MOVIE REVIEW : The ‘Hit List’ Mob Kills in L.A.

Ads for “Hit List” (selected theaters) promise a Geraldo Rivera-style expose that will put an end to the “lie” that “there is no Mob. . . . The truth will shock you!”

The shocking truth in this slambang actioner turns out to be that there is indeed a Mafia full of strongly accented Italians who pull hits in pizza parlors, pay off cops and are regularly dragged in to testify before grand juries--hardly surprising, except that the metropolis this post-Sicilian Mafia purportedly runs roughshod over is Los Angeles. Now that is a shock!

So maybe director William Lustig (of “Maniac” and “Maniac Cop” fame) couldn’t afford to send his crew to Chicago or New York. All credibility aside--and, believe us, this picture does put all credibility aside--"Hit List” is a surprisingly efficient thriller where it counts, in the stunts and tension departments, with the added benefit of a few welcome quirks around its workmanlike edges.

Trouble brews when an unhinged hit man (Lance Henriksen) is sent by the mob’s loudmouth chieftain (Rip Torn) to rub out an associate (Leo Rossi) who’s due to snitch. Uh-oh: Across the street from the intended victim, a slamming door inadvertently turns the 9 in a house number into a 6--shades of “The ‘burbs"--and the mob’s man ends up kidnaping a boy at the wrong address.
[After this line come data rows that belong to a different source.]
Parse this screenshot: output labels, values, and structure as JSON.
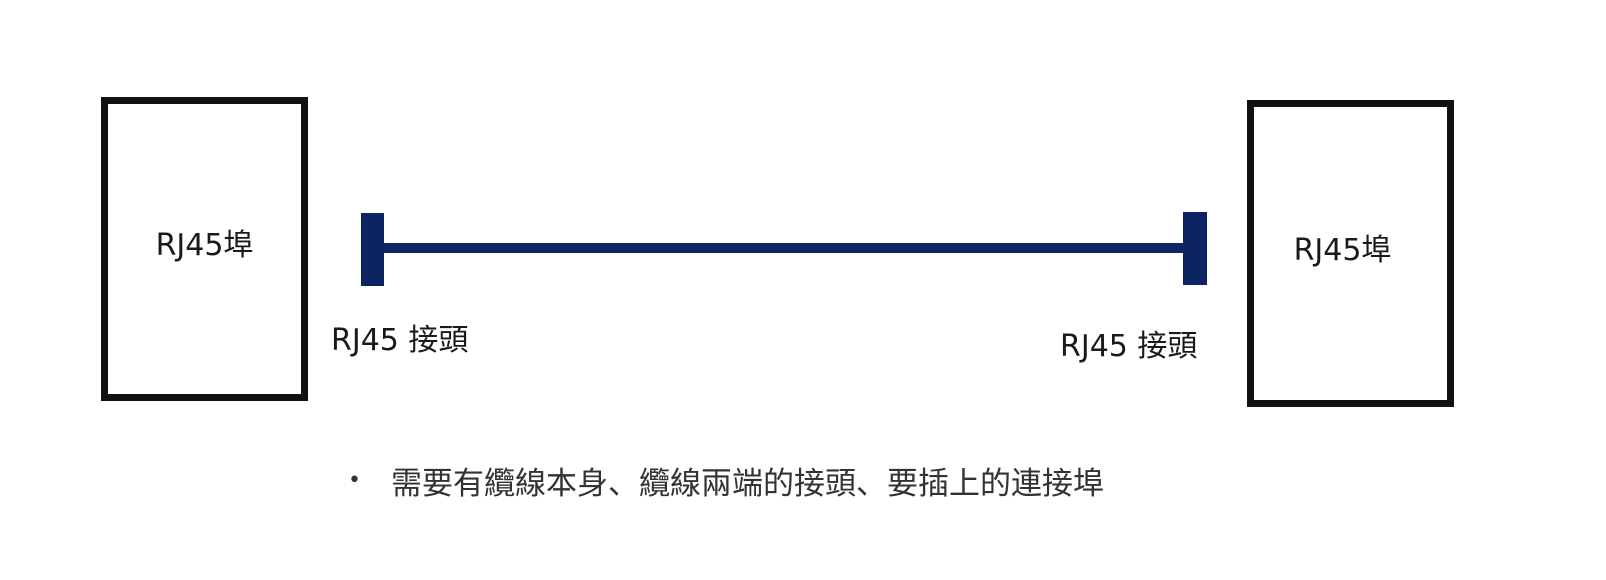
{
  "colors": {
    "cable": "#0c2461",
    "box_border": "#111111"
  },
  "port_left": {
    "label": "RJ45埠"
  },
  "port_right": {
    "label": "RJ45埠"
  },
  "connector_left": {
    "label": "RJ45 接頭"
  },
  "connector_right": {
    "label": "RJ45 接頭"
  },
  "bullet": {
    "text": "需要有纜線本身、纜線兩端的接頭、要插上的連接埠"
  }
}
The worried father who takes off in gun-toting search of these two is Jan-Michael Vincent, doing his best (well, maybe not his best ) to approximate the ticked-off stoicism of a Bronson or an Eastwood. If he ends up being a big blank at the movie’s poorly scripted heroic center, Vincent is surrounded on all sides by scenery-chewers--especially Rip Torn, who seems determined to take the hammiest possible route to any line-reading.

The script for “Hit List” (MPAA-rated R) is wildly scattershot, but writers John Goff and Peter Brosnan have come up with their fair share of witticisms amid the senselessness. (We learn that the kidnaper is “so twisted, when he dies, you’ll have to screw him in the ground.”) Lustig’s direction is likewise hit-and-miss--he’s hardly what you’d call an actor’s director yet--but he does keep things bustling all the way to the parking-garage climax, where somebody finally learns a lesson about those no-exit ramp spikes the hard way.